Weian Zhao, assistant professor of pharmaceutical sciences and biomedical engineering, received the 2015-16 Distinguished Assistant Professor Award for Research. It too is awarded to only one (assistant professor) per year in recognition of outstanding research.
Zhao’s work aims to elucidate and eventually control the fate of transplanted stem cells and to develop novel miniaturized devices for disease diagnosis and monitoring.
Earlier this year, his research team received a five-year, multimillion dollar award from a National Institute of Allergy & Infectious Diseases program to further develop a bloodstream infection detection system that significantly reduces diagnosis times while retaining unprecedented accuracy.
Zhao, founder of Velox Biosystems, a startup company that seeks to develop rapid diagnostic technology, also leads UCI’s effort in the Drug, Device, Discovery and Development component of the University of California’s UC BRAID (Biomedical Research Acceleration, integration and Development).
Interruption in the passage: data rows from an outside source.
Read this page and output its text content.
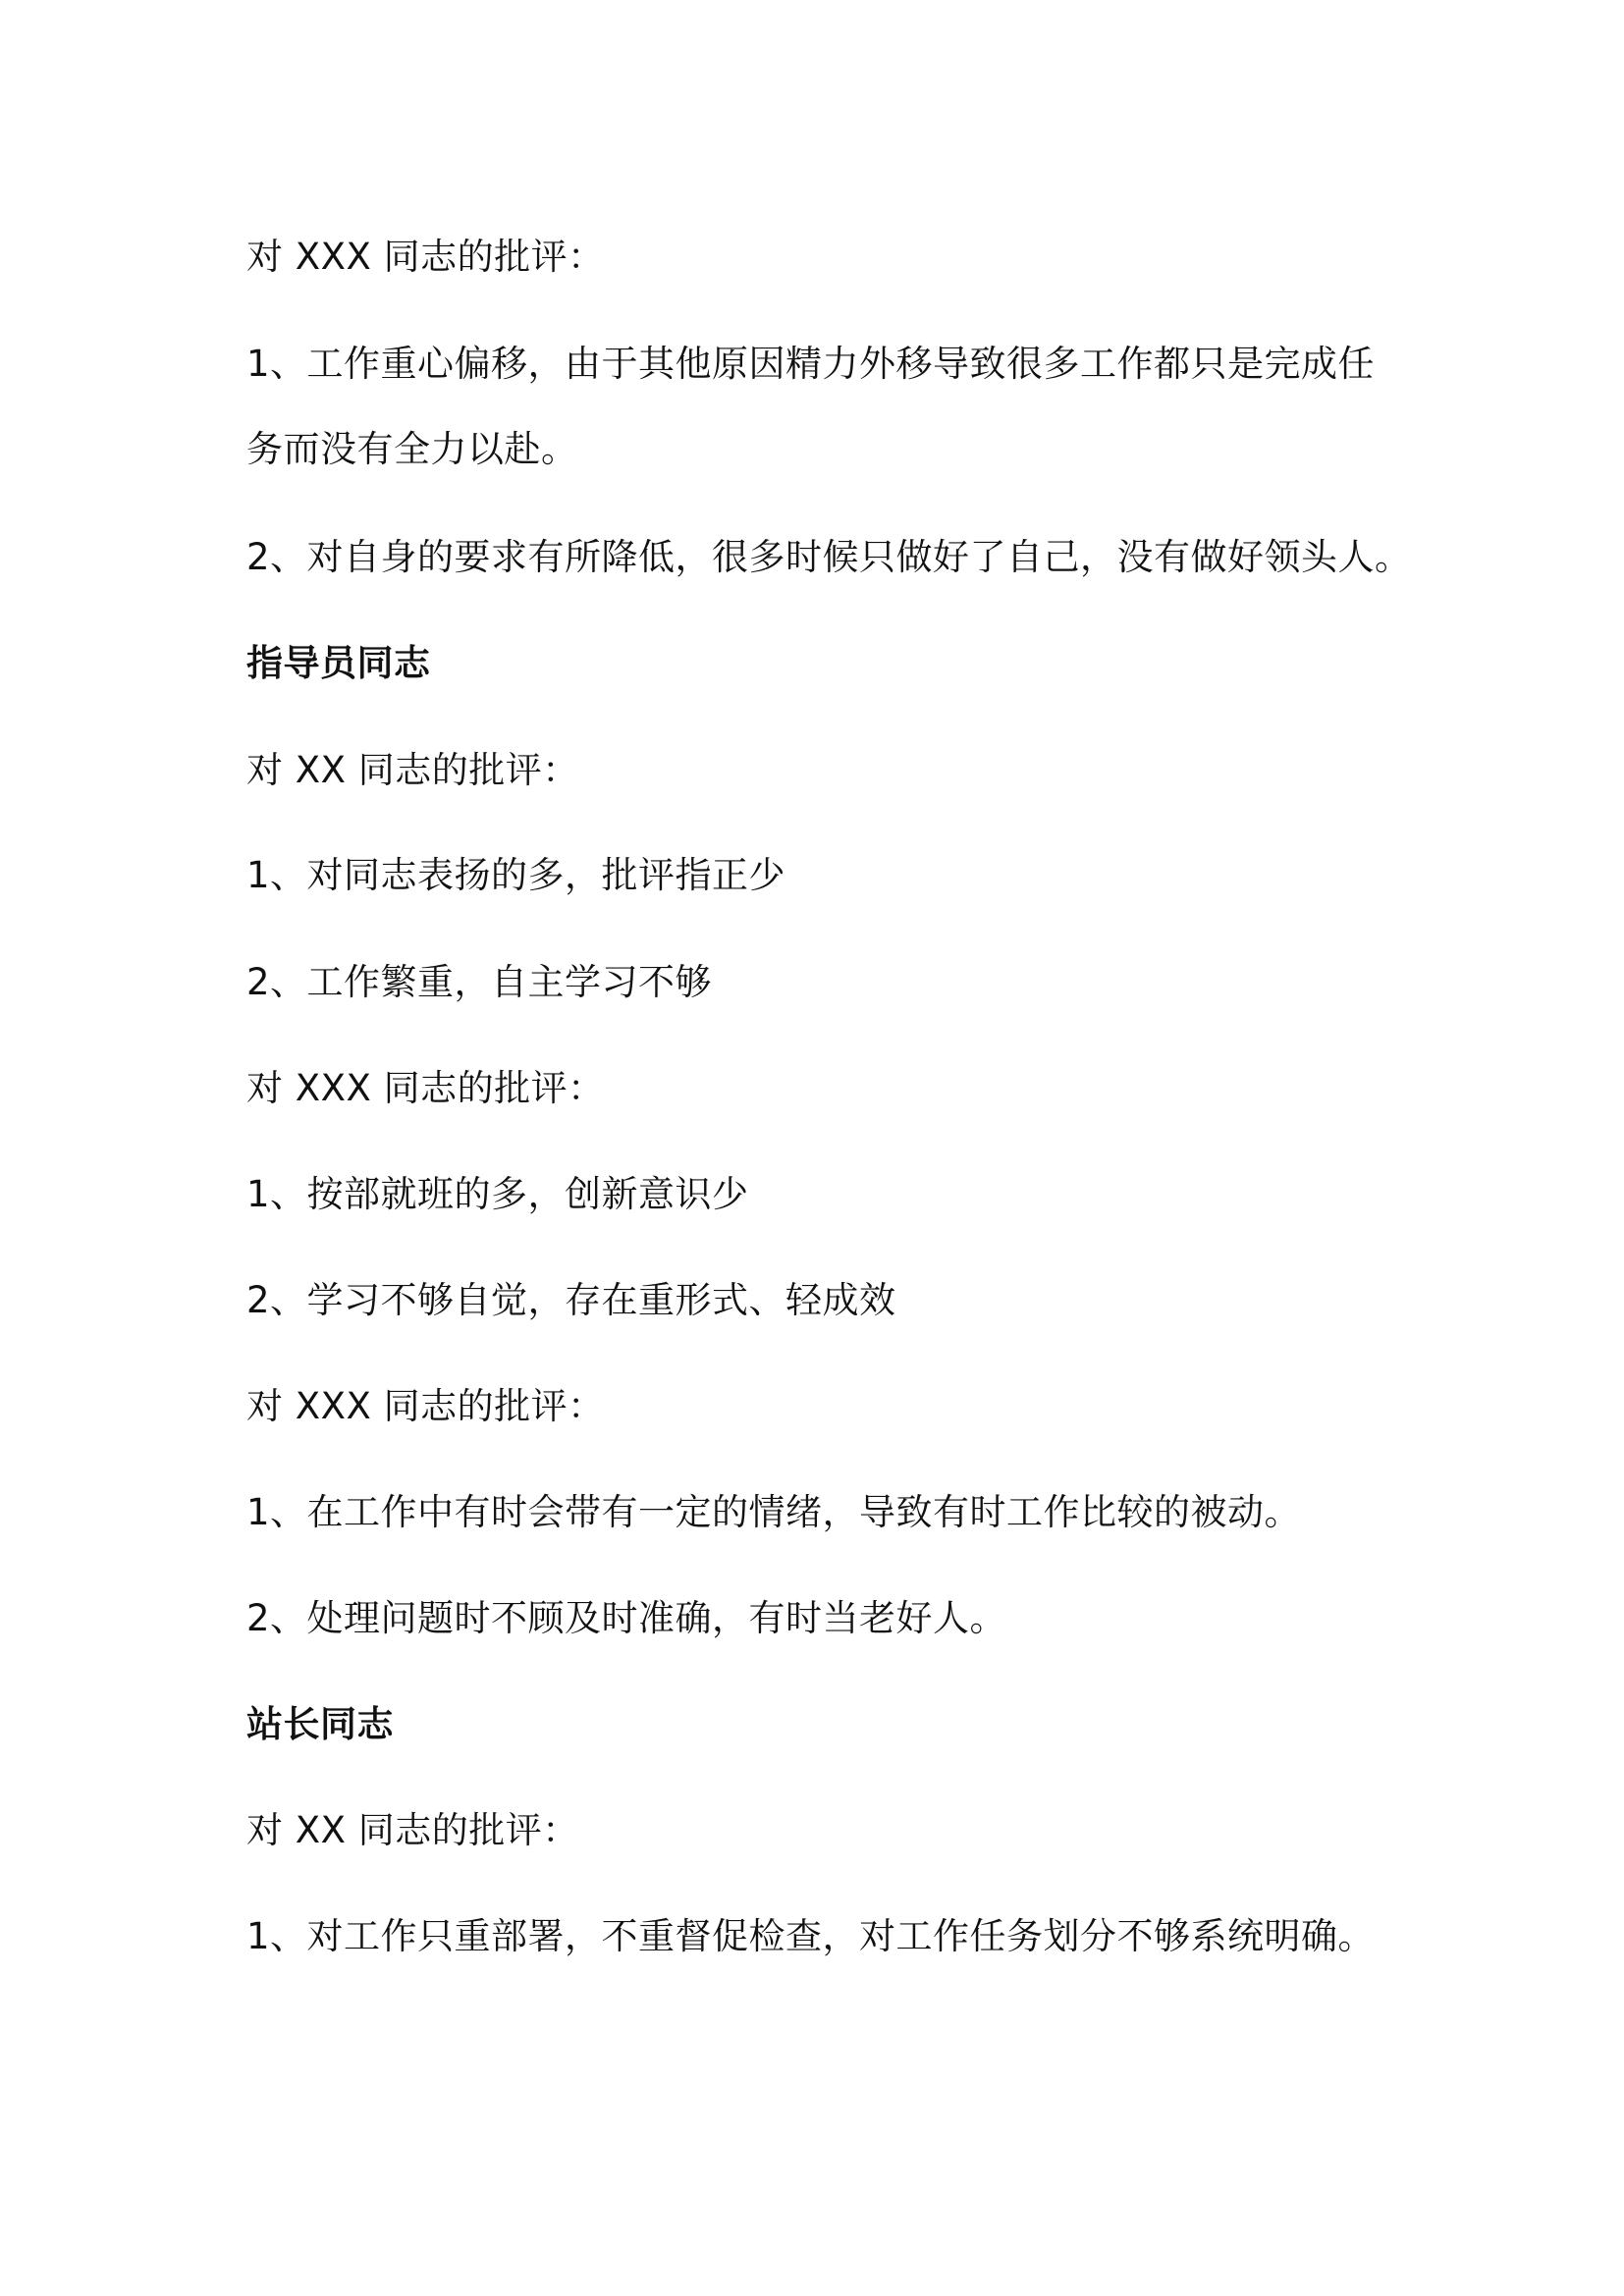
对 XXX 同志的批评：
1、工作重心偏移，由于其他原因精力外移导致很多工作都只是完成任
务而没有全力以赴。
2、对自身的要求有所降低，很多时候只做好了自己，没有做好领头人。
指导员同志
对 XX 同志的批评：
1、对同志表扬的多，批评指正少
2、工作繁重，自主学习不够
对 XXX 同志的批评：
1、按部就班的多，创新意识少
2、学习不够自觉，存在重形式、轻成效
对 XXX 同志的批评：
1、在工作中有时会带有一定的情绪，导致有时工作比较的被动。
2、处理问题时不顾及时准确，有时当老好人。
站长同志
对 XX 同志的批评：
1、对工作只重部署，不重督促检查，对工作任务划分不够系统明确。
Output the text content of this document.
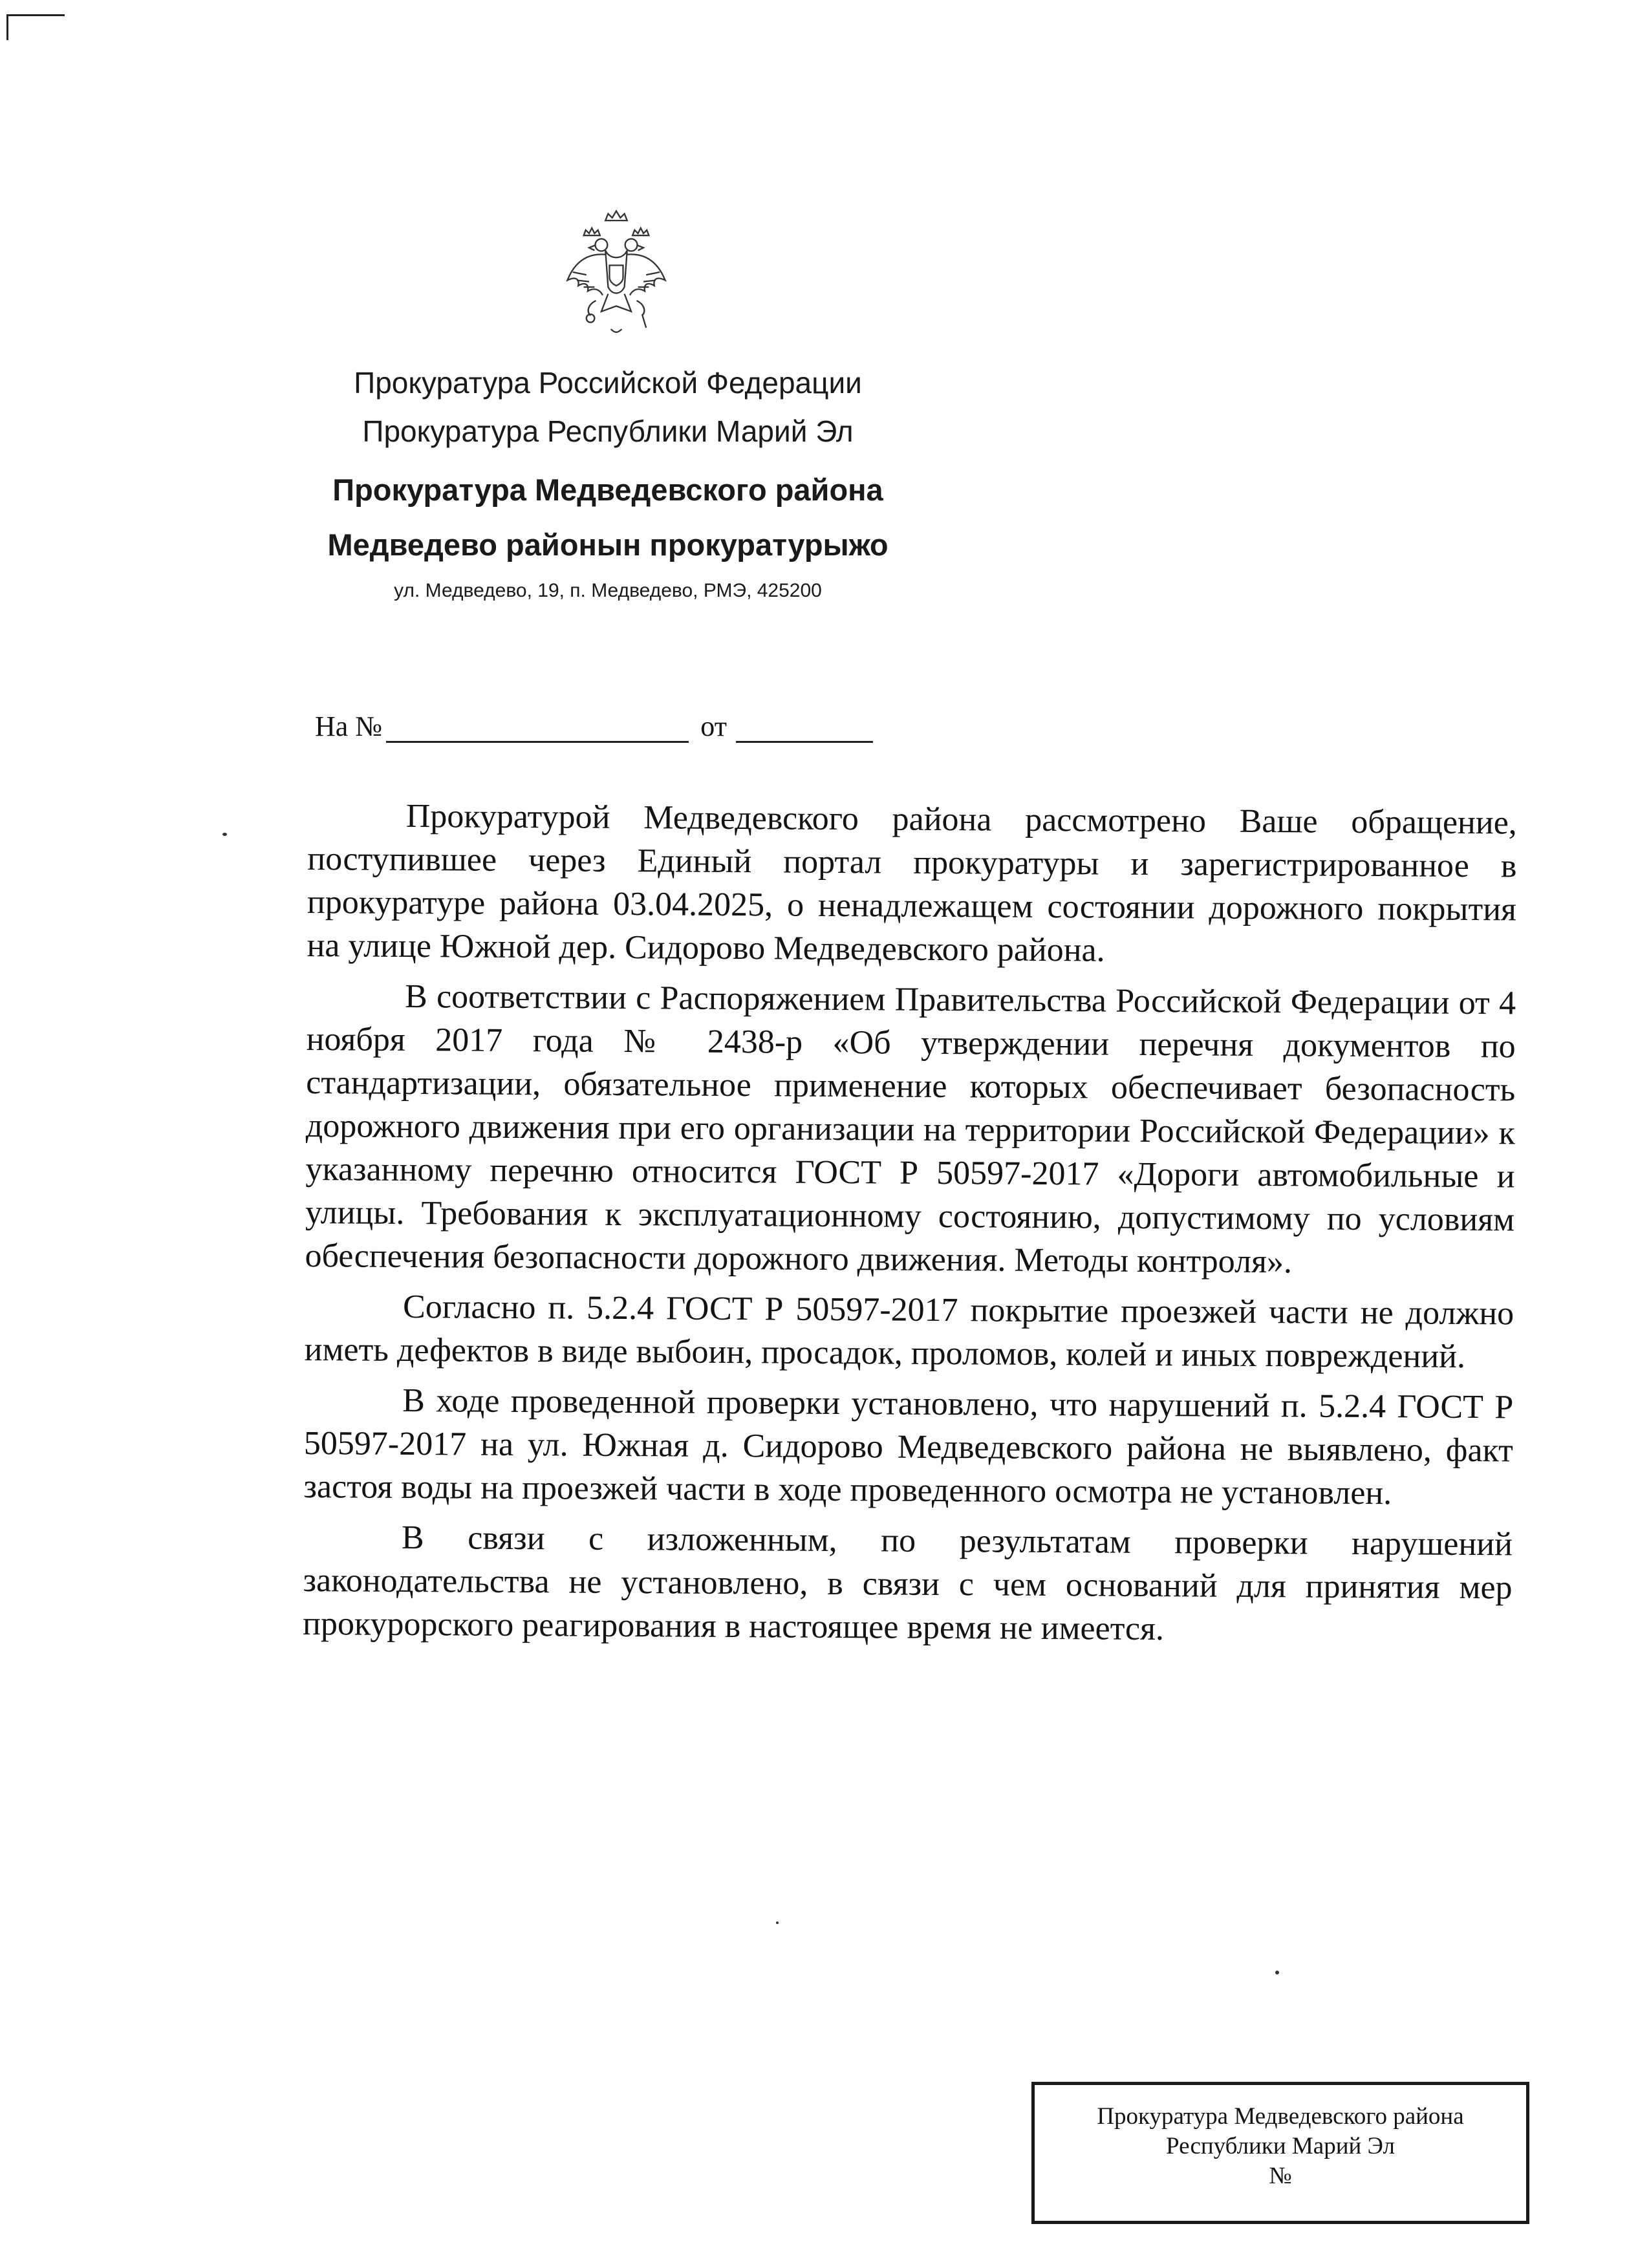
Прокуратура Российской Федерации
Прокуратура Республики Марий Эл
Прокуратура Медведевского района
Медведево районын прокуратурыжо
ул. Медведево, 19, п. Медведево, РМЭ, 425200
На №	от

Прокуратурой Медведевского района рассмотрено Ваше обращение, поступившее через Единый портал прокуратуры и зарегистрированное в прокуратуре района 03.04.2025, о ненадлежащем состоянии дорожного покрытия на улице Южной дер. Сидорово Медведевского района.

В соответствии с Распоряжением Правительства Российской Федерации от 4 ноября 2017 года № 2438-р «Об утверждении перечня документов по стандартизации, обязательное применение которых обеспечивает безопасность дорожного движения при его организации на территории Российской Федерации» к указанному перечню относится ГОСТ Р 50597-2017 «Дороги автомобильные и улицы. Требования к эксплуатационному состоянию, допустимому по условиям обеспечения безопасности дорожного движения. Методы контроля».

Согласно п. 5.2.4 ГОСТ Р 50597-2017 покрытие проезжей части не должно иметь дефектов в виде выбоин, просадок, проломов, колей и иных повреждений.

В ходе проведенной проверки установлено, что нарушений п. 5.2.4 ГОСТ Р 50597-2017 на ул. Южная д. Сидорово Медведевского района не выявлено, факт застоя воды на проезжей части в ходе проведенного осмотра не установлен.

В связи с изложенным, по результатам проверки нарушений законодательства не установлено, в связи с чем оснований для принятия мер прокурорского реагирования в настоящее время не имеется.

Прокуратура Медведевского района
Республики Марий Эл
№
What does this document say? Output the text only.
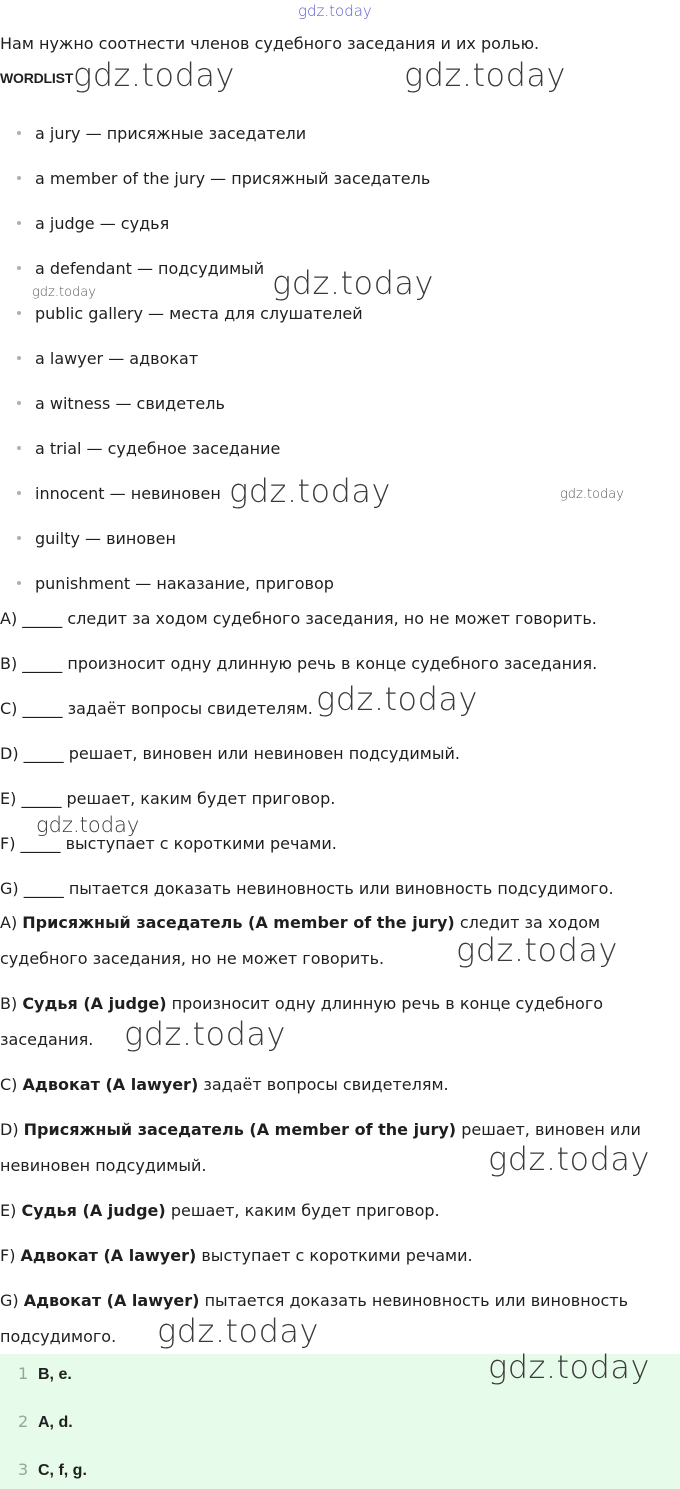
gdz.today
gdz.today	gdz.today
gdz.today
gdz.today
gdz.today	gdz.today
gdz.today
gdz.today
gdz.today
gdz.today
gdz.today
gdz.today
gdz.today
Нам нужно соотнести членов судебного заседания и их ролью.
WORDLIST
a jury — присяжные заседатели
a member of the jury — присяжный заседатель
a judge — судья
a defendant — подсудимый
public gallery — места для слушателей
a lawyer — адвокат
a witness — свидетель
a trial — судебное заседание
innocent — невиновен
guilty — виновен
punishment — наказание, приговор
A) _____ следит за ходом судебного заседания, но не может говорить.
B) _____ произносит одну длинную речь в конце судебного заседания.
C) _____ задаёт вопросы свидетелям.
D) _____ решает, виновен или невиновен подсудимый.
E) _____ решает, каким будет приговор.
F) _____ выступает с короткими речами.
G) _____ пытается доказать невиновность или виновность подсудимого.
A) Присяжный заседатель (A member of the jury) следит за ходом судебного заседания, но не может говорить.
B) Судья (A judge) произносит одну длинную речь в конце судебного заседания.
C) Адвокат (A lawyer) задаёт вопросы свидетелям.
D) Присяжный заседатель (A member of the jury) решает, виновен или невиновен подсудимый.
E) Судья (A judge) решает, каким будет приговор.
F) Адвокат (A lawyer) выступает с короткими речами.
G) Адвокат (A lawyer) пытается доказать невиновность или виновность подсудимого.
1 B, e.
2 A, d.
3 C, f, g.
His work has been published in journals including Nature Communications, Nature Nanotechnology, PNAS, Blood, Neurology, Biomaterials, Lab on a Chip, JACS, Advanced Materials, and Angewandte Chemie (published by the German Chemical Society). He is the recipient of numerous awards, including MIT’s Technology Review TR35 Award and the NIH Director’s New Innovator Award.
Zhao earned his doctorate in chemistry at McMaster University and was a Human Frontier Science Program (HFSP) postdoctoral Fellow at Harvard Medical School, Brigham and Women’s Hospital and MIT. An associate editor of Frontiers in Molecular Diagnostics, he serves on editorial boards of the journals Stem Cell International and Interface Focus.
“This is a great honor,” Zhao said of his Academic Senate award. “It recognizes the importance of our collaborative and interdisciplinary approaches to tackling some of the biggest challenges in medicine."
Samueli School Dean Gregory Washington praised Jafar’s and Zhao’s achievements. “Wireless carriers will dramatically change the operation and configuration of their networks based on Syed’s work,” Washington said, “and Weian is making groundbreaking strides in the ability to diagnose and monitor disease. They are both extremely worthy recipients of these awards, and all of us at the Samueli School are proud of their many accomplishments.”